Vielzellige Entwicklung, wie z.B. die Entwicklung von Pilzfruchtkörpern, kann nur korrekt ablaufen, wenn viele Gene koordiniert exprimiert werden. Die Gene müssen zur richtigen Zeit und am richtigen Ort (d.h. in den richtigen Zellen des Organismus) aktiviert oder deaktiviert werden, um einen funktionellen Fruchtkörper zu ergeben. Auch Signale von Außen, wie z.B. Temperatur, Feuchtigkeit, Nährstoffangebot und viele andere müssen berücksichtigt werden. Während der letzten Jahre wurden Methoden wie Mikroarrays und RNA-Seq entwickelt, mit denen die Expression von hunderten oder tausenden von Genen gleichzeitig untersucht werden kann. Im Moment arbeiten wir an Projekten zur Analyse der differentiellen Genexpression bei verschiedenen Hyphenpilzen sowie an "comparative genomics"-Projekten. Untersuchungen wie diese liefern Informationen darüber, wie ein Pilzgenom vielzellige Entwicklung kontrolliert. In einem zweiten Bereich unserer Forschung untersuchen wir die Evolution der Kreuzungstyp-Loci in Basidiomyceten. Kreuzungstyp-Loci entscheiden, welche Stämme miteinander kompatibel für die sexuelle Entwicklung sind.



1. "Functional genomics"-Analysen der Fruchtkörperentwicklung bei dem Hyphenpilz Sordaria macrospora

Sordaria life cycle

Sordaria macrospora ist ein Hyphenpilz, der sehr nahe mit Neurospora crassa verwandt ist. Aber im Gegensatz zu Neurospora ist Sordaria homothallisch, was bedeutet, dass ein einzelner Stamm Fruchtkörper (Perithezien) bilden kann, ohne dafür einen Partner von entgegengesetztem Kreuzungstyp zu benötigen. Der Entwicklungszyklus von S. macrospora ist links abgebildet. Er beginnt mit einer Ascospore, die auskeimt und zu einem Myzel auswächst. Innerhalb von einer Woche werden Perithezien gebildet, in denen Asci produziert werden, die jeweils acht Ascosporen enthalten. Die Ascosporen werden aus dem Fruchtkörper ausgeschleudert und der Zyklus beginnt von Neuem.



localization of PRO44

Die Abbildung zeigt die Lokalisation des PRO44-Proteins in sich entwickelnden Fruchtkörpern. PRO44 wurde mit dem grün-fluoreszierenden Protein (GFP) fusioniert, um die Lokalisation mit Fluoreszenzmikroskopie zu analysieren. Das Fusionskonstrukt wurde unter Kontrolle der pro44-Promotor- und -Terminator-Region exprimiert (links). Als Kontrolle wurde ein Konstrukt verwendet, das nur GFP exprimiert (Mitte), sowie ein Fusionsprotein aus einem blau-fluoreszierenden Protein und dem Histon H2A, das im Zellkern lokalisiert (rechts). PRO44 befindet sich im Zellkern, in sich entwickelnden Fruchtkörpern allerdings vorwiegend in den äusseren Schichten und nicht im Inneren des Fruchtkörpers.
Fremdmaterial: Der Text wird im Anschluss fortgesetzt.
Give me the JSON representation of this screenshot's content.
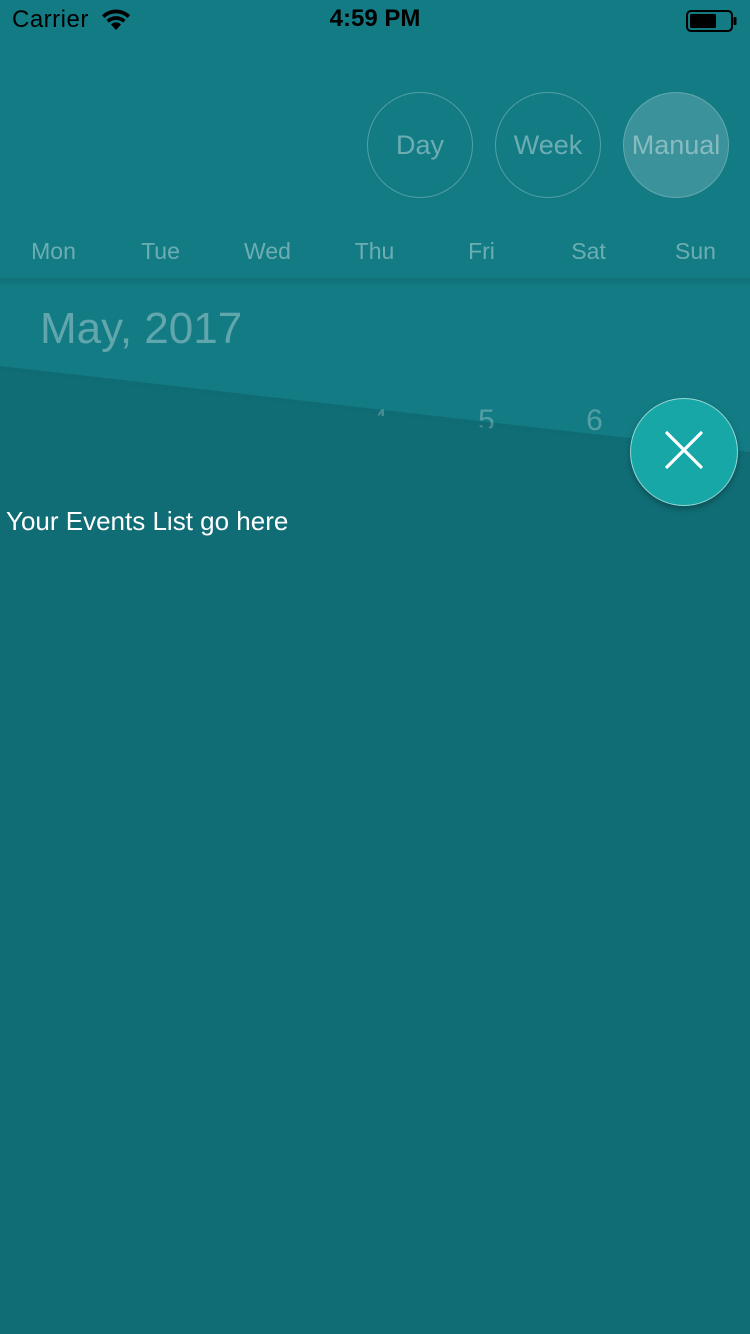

MA plots developmental mutants vs. wild type

Als Teil dieser Untersuchungen haben wir eine Kombination aus Laser-Mikrodissektion (LM) und RNA-seq verwendet. LM ermöglicht es, junge Fruchtkörper getrennt vom umgebenden vegeativen Myzel zu isolieren. Wir können RNA aus diesen Fruchtkörpern extrahieren und für RNA-seq verwenden. Die Abbildung zeigt einen MA-plot, bei dem die Expression für alle Gene die Expression des Gens in einem bestimmten Vergleich (z.B. Mutante gegen Wildtyp) gegen die durchschnittliche Expression des Gens in allen untersuchten Bedingungen aufgetragen ist. Gene, die in rot dargestellt sind, sind im analysierten Vergleich signifikant hoch- oder herunterreguliert.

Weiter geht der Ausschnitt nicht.